We see how Gaul and Britain, as France and England were called in Roman times, had their names changed after the fall of the Roman Empire; but most of the countries round the Mediterranean Sea kept their old names, just as they kept for the most part their old languages. Italy, Greece, and Spain all kept their old names, although new peoples flocked down into these lands too. But though new peoples came, in all these lands they learned the ways and languages of the older inhabitants, instead of changing everything, as the English did in Britain. And so it was quite natural that they should keep their own names too.

Most of the other countries in Europe took their names from the people who settled there. Germany (the Roman Germania) was the part of Europe where most of the tribes of the German race settled down. The divisions of Germany, like Saxony, Bavaria, Frisia, were the parts of Germany where the German tribes known as Saxons, Bavarians, and Frisians settled. The name Austria comes from Osterreich, the German for "eastern kingdom." Holland, on the other hand, takes its name from the character of the land. It comes from holt, meaning "wood," and lant, meaning "land." The little country of Albania is so called from Alba, or "white," because of its snowy mountains.

But perhaps the names of the old towns of the old world tell us the best stories of all. The greatest city the world has ever seen was Rome, and many scholars have quarrelled about the meaning of that great name. It seems most likely that it came from an old word meaning "river." It would be quite natural for the people of early Rome to give such a name to their city, for it was a most important fact to them that they had built their city just where it was on the river Tiber.

One of the best places on which a town could be built, especially in early days, was the banks of a river, from which the people could get water, and by which the refuse and rubbish of the town could be carried away. Then, again, one of the chief things which helped Rome to greatness was her position on the river Tiber, far enough from the sea to be safe from the enemy raiders who infested the seas in those early days, and yet near enough to send her ships out to trade with other lands. Thus it was, probably, that a simple word meaning "river" came to be used as the name of the world's greatest city.

Others among the great cities of the ancient world were founded in a quite different way. The great conqueror, Alexander the Great, founded cities in every land he conquered, and their names remain even now to keep his memory alive. The city of Alexandria, on the north coast of Africa, was, of course, called after Alexander himself, and became after his death more civilized and important than any of the Greek cities which Alexander admired so much, and which he tried to imitate everywhere. Now Alexandria is no longer a centre of learning, but a fairly busy port. Only its name recalls the time when it helped in the great work for which Alexander built it—to spread Greek learning and Greek civilization over Europe and Asia.
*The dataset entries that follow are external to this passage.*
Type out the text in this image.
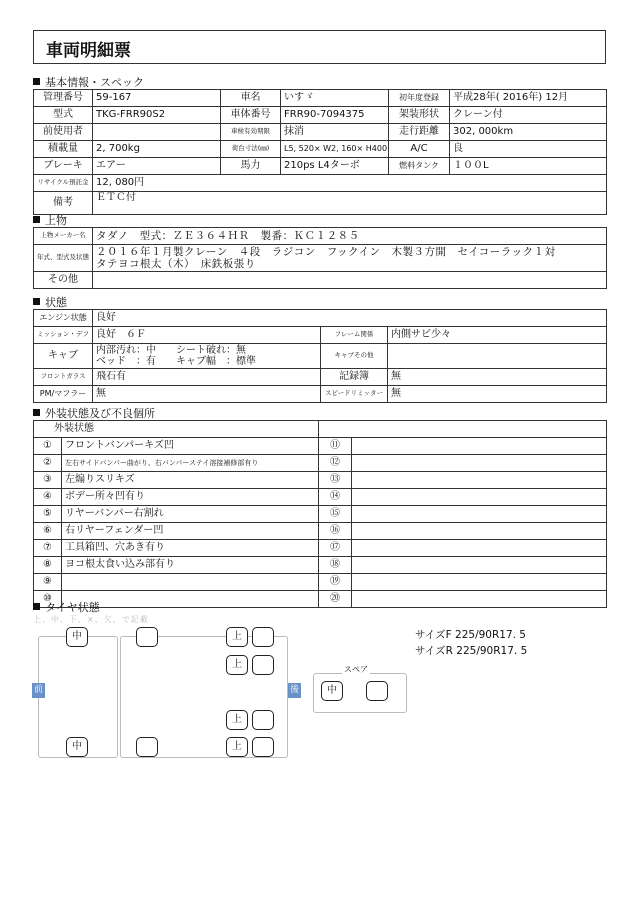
車両明細票
基本情報・スペック
管理番号	59-167	車名	いすゞ	初年度登録	平成28年( 2016年) 12月
型式	TKG-FRR90S2	車体番号	FRR90-7094375	架装形状	クレーン付
前使用者		車検有効期限	抹消	走行距離	302, 000km
積載量	2, 700kg	荷台寸法(㎜)	L5, 520× W2, 160× H400	A/C	良
ブレーキ	エアー	馬力	210ps L4ターボ	燃料タンク	１００L
リサイクル預託金	12, 080円				
備考	ＥＴＣ付				
上物
上物メーカー名	タダノ　型式：ＺＥ３６４ＨＲ　製番：ＫＣ１２８５
年式、型式及状態	２０１６年１月製クレーン　４段　ラジコン　フックイン　木製３方開　セイコーラック１対
タテヨコ根太（木）　床鉄板張り

その他	
状態
エンジン状態	良好		
ミッション・デフ	良好　６Ｆ	フレーム関係	内側サビ少々
キャブ	内部汚れ：中　　シート破れ：無
ベッド　：有　　キャブ幅　：標準	キャブその他	
フロントガラス	飛石有	記録簿	無
PM/マフラー	無	スピードリミッター	無
外装状態及び不良個所
外装状態			
①	フロントバンパーキズ凹	⑪	
②	左右サイドバンパー曲がり、右バンパーステイ溶接補修部有り	⑫	
③	左煽りスリキズ	⑬	
④	ボデー所々凹有り	⑭	
⑤	リヤーバンパー右割れ	⑮	
⑥	右リヤーフェンダー凹	⑯	
⑦	工具箱凹、穴あき有り	⑰	
⑧	ヨコ根太食い込み部有り	⑱	
⑨		⑲	
⑩		⑳	
タイヤ状態
上、中、下、×、欠、で記載
前	後
スペア
中
中
上
上
上
上
中
サイズF 225/90R17. 5
サイズR 225/90R17. 5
Another city which Alexander founded, but which afterwards fell into decay, was Bucephalia, which the great conqueror set up in the north of India when he made his wonderful march across the mountains into that continent. It was called after "Bucephalus," the favourite horse of Alexander, which had been wounded, and died after the battle. The town was built over the place where the horse was buried, and though its story is not so interesting as that of Alexandria, as the town so soon fell into decay, still it is worth remembering.

Another of the world's ancient and greatest cities, Constantinople, also took its name from a great ruler. In the days when the Roman Empire was beginning to decay, and new nations from the north began to pour into her lands, the emperor, Constantine the Great, the ruler who made Christianity the religion of the empire, chose a new capital instead of Rome. He loved Eastern magnificence and Eastern ways, and he chose for his new capital the old Greek colony of Byzantium, the beautiful city on the Golden Horn, which Constantine soon made into a new Rome, with churches and theatres and baths, like the old Rome. The new Rome was given a new name. Constantine had turned Byzantium into a new city, and it has ever since been known as Constantinople, or the "city of Constantine."

We can nearly always tell from the names of places something of their history. If we think of the names of some of our English towns, we notice that many of them end in the same way. There are several whose names begin or end in don, like London itself. Many others end in caster or chester, ham, by, borough or burgh.

We may be sure that most of the places whose names begin or end in don were already important places in the time before the Britons were conquered by the Romans. The Britons were divided into tribes, and lived in villages scattered over the land; but each tribe had its little fortress or stronghold, the "dun," as it was called, with walls and ditches round it, in which all the people of the tribe could take shelter if attacked by a strong enemy. And so the name of London takes us back to the time when this greatest city of the modern world, spreading into four counties, and as big as a county itself, with its marvellous buildings, old and new, and its immense traffic, was but a British fort into which scantily-clothed people fled from their huts at the approach of an enemy.

But the British showed themselves wise enough in their choice of places to build their duns, which, as in the case of London, often became centres of new towns, which grew larger and larger through Roman times, and on into the Middle Ages and modern times.